Antes del partido, los jugadores homenajearon a Carla con una remera que le da las gracias por todos sus años de trabajo.
Antes del partido, los jugadores homenajearon a Carla con una remera que le da las gracias por todos sus años de trabajo.

El personal de utilería y equipamiento no era considerado parte integral del plantel, hoy en día es diferente”, dijo Carla en una entrevista que le dio al sitio oficial del Go Ahead Eagles en 2023. Describía sus primeros (largos) años en el club neerlandés, y sugería también que la situación, con el tiempo, había cambiado.

Es que en un ambiente como el fútbol profesional, donde los directores técnicos y los jugadores rotan entre clubes temporada a temporada, los trabajadores de los clubes se vuelven algo así como guardianes de la tradición y piezas estables de los planteles.
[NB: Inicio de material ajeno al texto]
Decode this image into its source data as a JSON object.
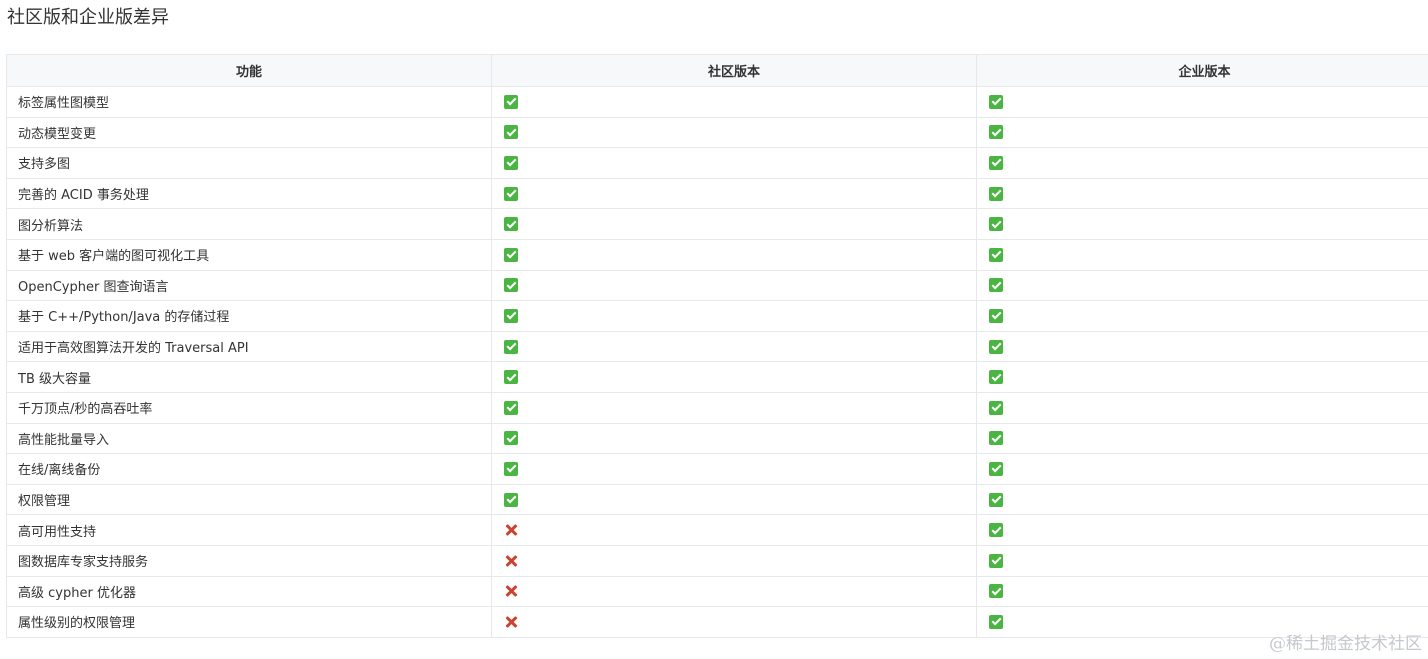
{
  "page": {
    "title": "社区版和企业版差异"
  },
  "table": {
    "headers": [
      "功能",
      "社区版本",
      "企业版本"
    ],
    "rows": [
      {
        "feature": "标签属性图模型",
        "community": "check",
        "enterprise": "check"
      },
      {
        "feature": "动态模型变更",
        "community": "check",
        "enterprise": "check"
      },
      {
        "feature": "支持多图",
        "community": "check",
        "enterprise": "check"
      },
      {
        "feature": "完善的 ACID 事务处理",
        "community": "check",
        "enterprise": "check"
      },
      {
        "feature": "图分析算法",
        "community": "check",
        "enterprise": "check"
      },
      {
        "feature": "基于 web 客户端的图可视化工具",
        "community": "check",
        "enterprise": "check"
      },
      {
        "feature": "OpenCypher 图查询语言",
        "community": "check",
        "enterprise": "check"
      },
      {
        "feature": "基于 C++/Python/Java 的存储过程",
        "community": "check",
        "enterprise": "check"
      },
      {
        "feature": "适用于高效图算法开发的 Traversal API",
        "community": "check",
        "enterprise": "check"
      },
      {
        "feature": "TB 级大容量",
        "community": "check",
        "enterprise": "check"
      },
      {
        "feature": "千万顶点/秒的高吞吐率",
        "community": "check",
        "enterprise": "check"
      },
      {
        "feature": "高性能批量导入",
        "community": "check",
        "enterprise": "check"
      },
      {
        "feature": "在线/离线备份",
        "community": "check",
        "enterprise": "check"
      },
      {
        "feature": "权限管理",
        "community": "check",
        "enterprise": "check"
      },
      {
        "feature": "高可用性支持",
        "community": "cross",
        "enterprise": "check"
      },
      {
        "feature": "图数据库专家支持服务",
        "community": "cross",
        "enterprise": "check"
      },
      {
        "feature": "高级 cypher 优化器",
        "community": "cross",
        "enterprise": "check"
      },
      {
        "feature": "属性级别的权限管理",
        "community": "cross",
        "enterprise": "check"
      }
    ]
  },
  "icons": {
    "check": "check-mark-icon",
    "cross": "cross-mark-icon"
  },
  "colors": {
    "check_green": "#4bb543",
    "cross_red": "#c9432f",
    "header_bg": "#f7f8fa",
    "border": "#e6e8eb"
  },
  "watermark": "@稀土掘金技术社区"
}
Eso pensaron en algún momento los dirigentes del club de Deventer, que desde hace algunos años empezaron a incluir a los distintos trabajadores de utilería en la foto oficial que el plantel se saca en el arranque de cada temporada.
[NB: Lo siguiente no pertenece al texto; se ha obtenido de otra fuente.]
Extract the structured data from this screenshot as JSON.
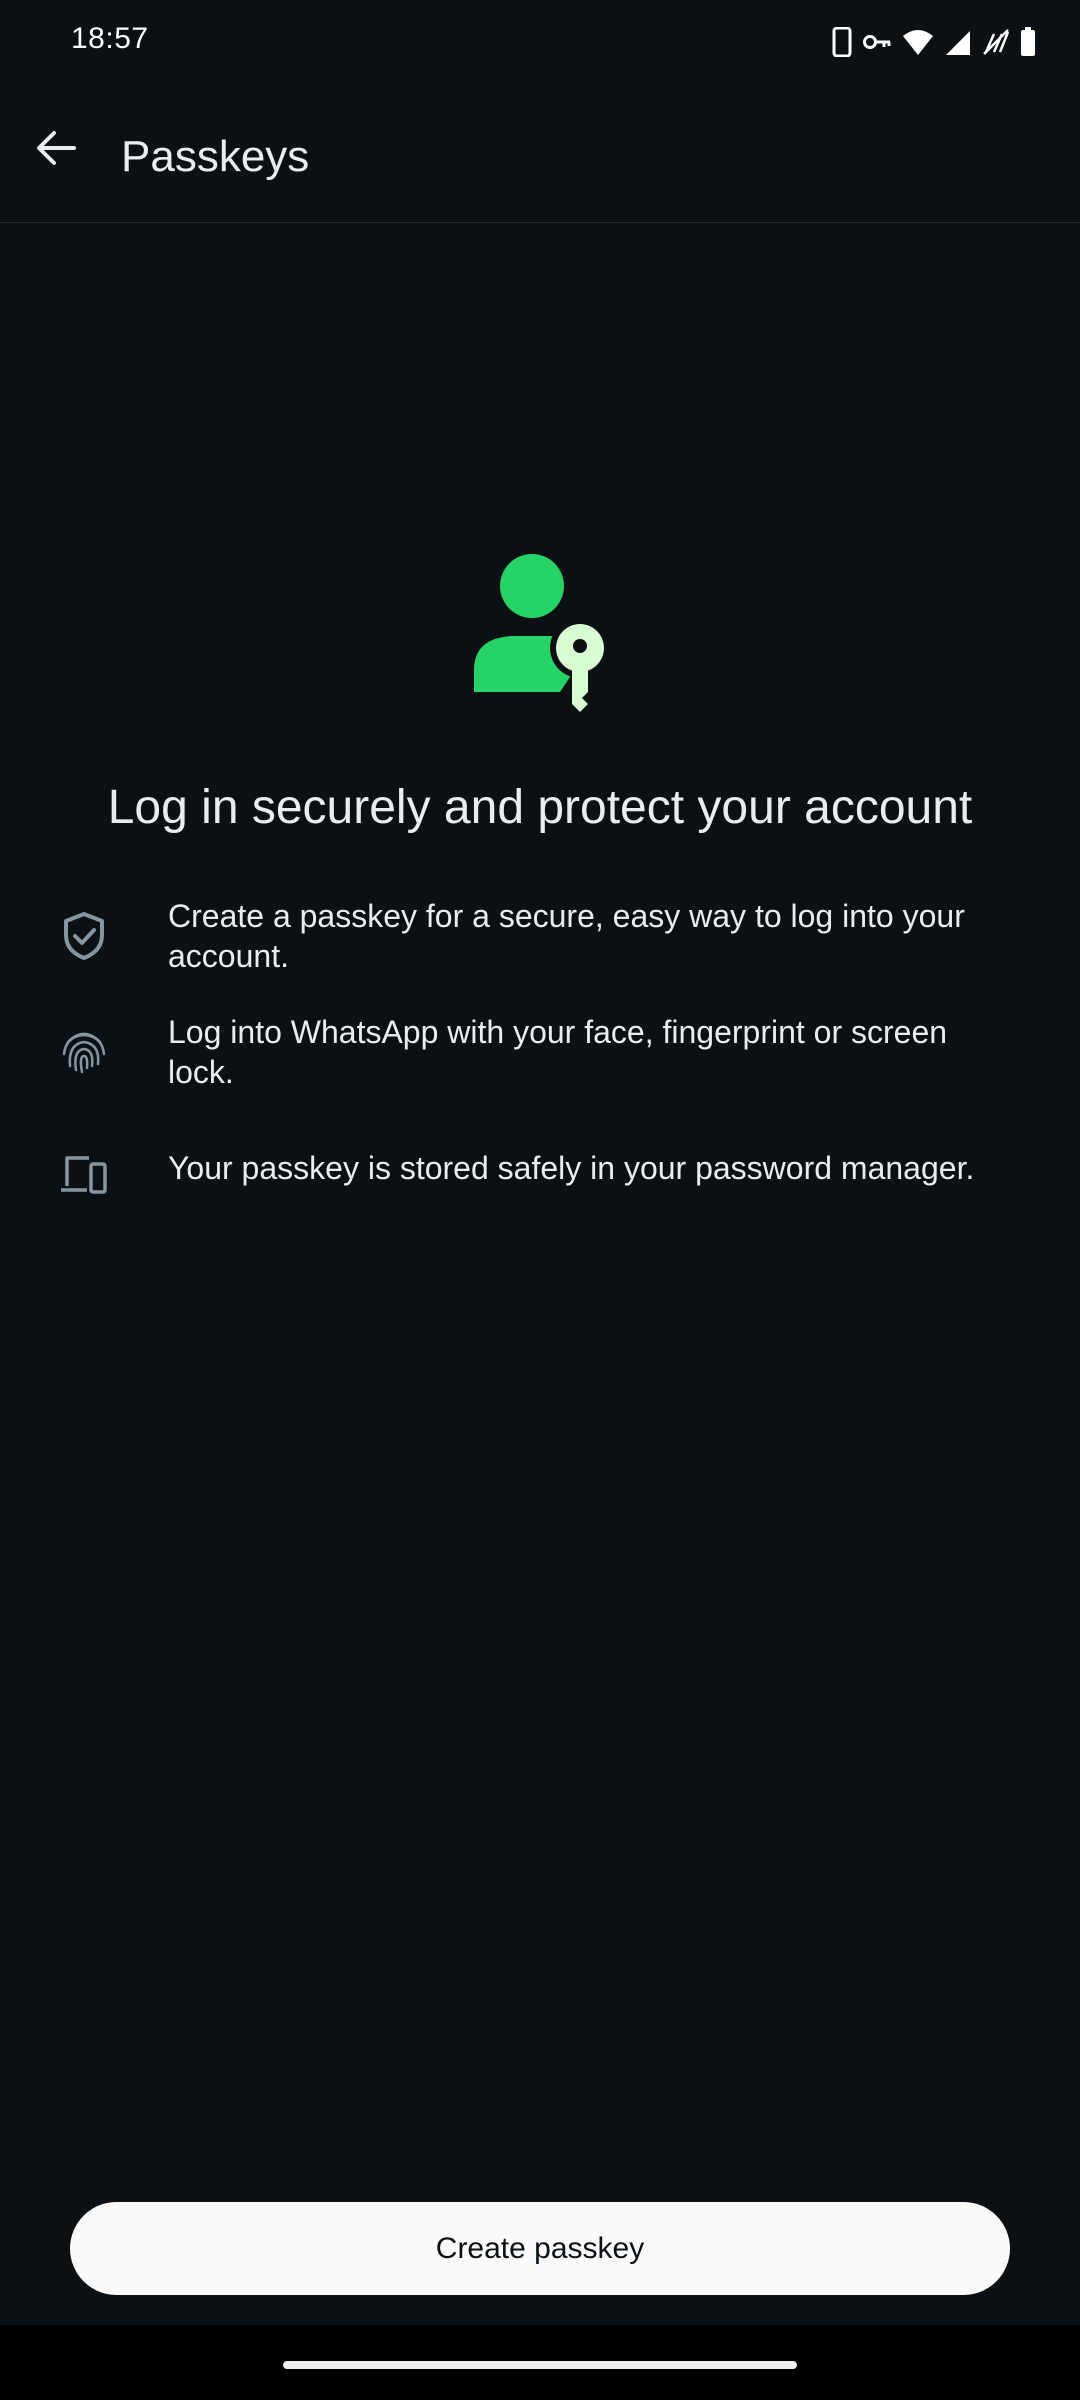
{
  "status_bar": {
    "time": "18:57",
    "icons": [
      "phone-device-icon",
      "vpn-key-icon",
      "wifi-icon",
      "cell-signal-icon",
      "no-data-icon",
      "battery-icon"
    ]
  },
  "app_bar": {
    "title": "Passkeys",
    "back_icon": "arrow-back-icon"
  },
  "hero": {
    "icon": "person-key-icon",
    "accent_color": "#25d366",
    "key_color": "#d9fdd3"
  },
  "headline": "Log in securely and protect your account",
  "features": [
    {
      "icon": "shield-check-icon",
      "text": "Create a passkey for a secure, easy way to log into your account."
    },
    {
      "icon": "fingerprint-icon",
      "text": "Log into WhatsApp with your face, fingerprint or screen lock."
    },
    {
      "icon": "devices-icon",
      "text": "Your passkey is stored safely in your password manager."
    }
  ],
  "create_button": {
    "label": "Create passkey"
  }
}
Es que son esos trabajadores los que ven pasar a los que van y vienen más rápido por la institución. Quedan los que cuidan el césped, lavan las camisetas, mantienen el vestuario en condiciones. Carla se ocupó, durante casi tres décadas, de que la transpiración y el barro no fueran obstáculos para el partido siguiente. Y eso fue lo que el club quiso reconocer hace apenas una semana, ante la jubilación de su trabajadora de tantos años que, además, es fanática del equipo de su ciudad.

Tardó unos quince años en lograr ser aceptada como una parte fundamental del club y del equipo. “Desde hace unos años es diferente a como era antes: los jugadores son simplemente mis compañeros”, contó en la entrevista que dio en 2023.
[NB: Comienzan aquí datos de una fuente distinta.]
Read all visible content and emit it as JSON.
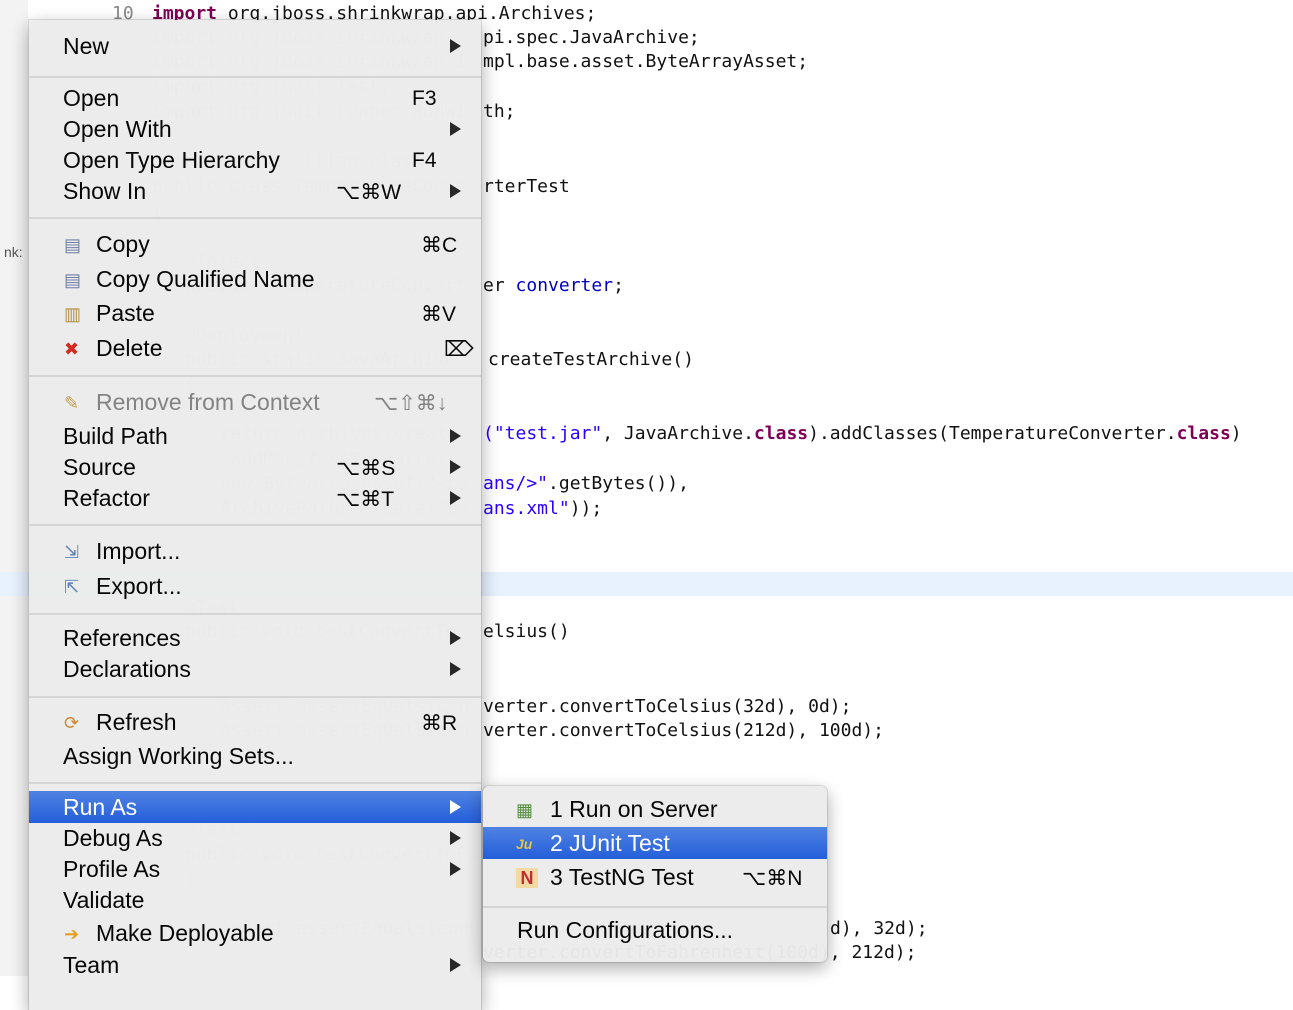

El Go Ahead Eagles es el equipo más popular de Deventer, Países Bajos, una ciudad de alrededor de 100.000 habitantes. REUTERS/Peter Lous
El Go Ahead Eagles es el equipo más popular de Deventer, Países Bajos, una ciudad de alrededor de 100.000 habitantes. REUTERS/Peter Lous

La confirmación definitiva de su importancia llegó hace una semana, en el partido que enfrentó a los Go Ahead Eagles con el AZ Alkmaar en el estadio de Deventer. Se trataba, a priori, de un partido más de la Eredivisie, el torneo de Primera División de los Países Bajos. Pero algo más se estaba gestando en el estadio De Adelaarshorst, donde los Eagles son locales.

Tras la entrega de la placa conmemorativa, todo el estadio sorprendió a Carla. Con la gran bandera, con las remeras de los jugadores, con un aplauso larguísimo que los hinchas le regalaron desde las tribunas, celebrándola de pie. Carla se tapó la cara para llorar y se la destapó para seguir mirando ese gesto de agradecimiento que toda la cancha le regalaba.

El partido terminó 0 a 0, pero el resultado fue apenas una anécdota. Ese sábado, en el club de Deventer, había pasado algo mucho más importante.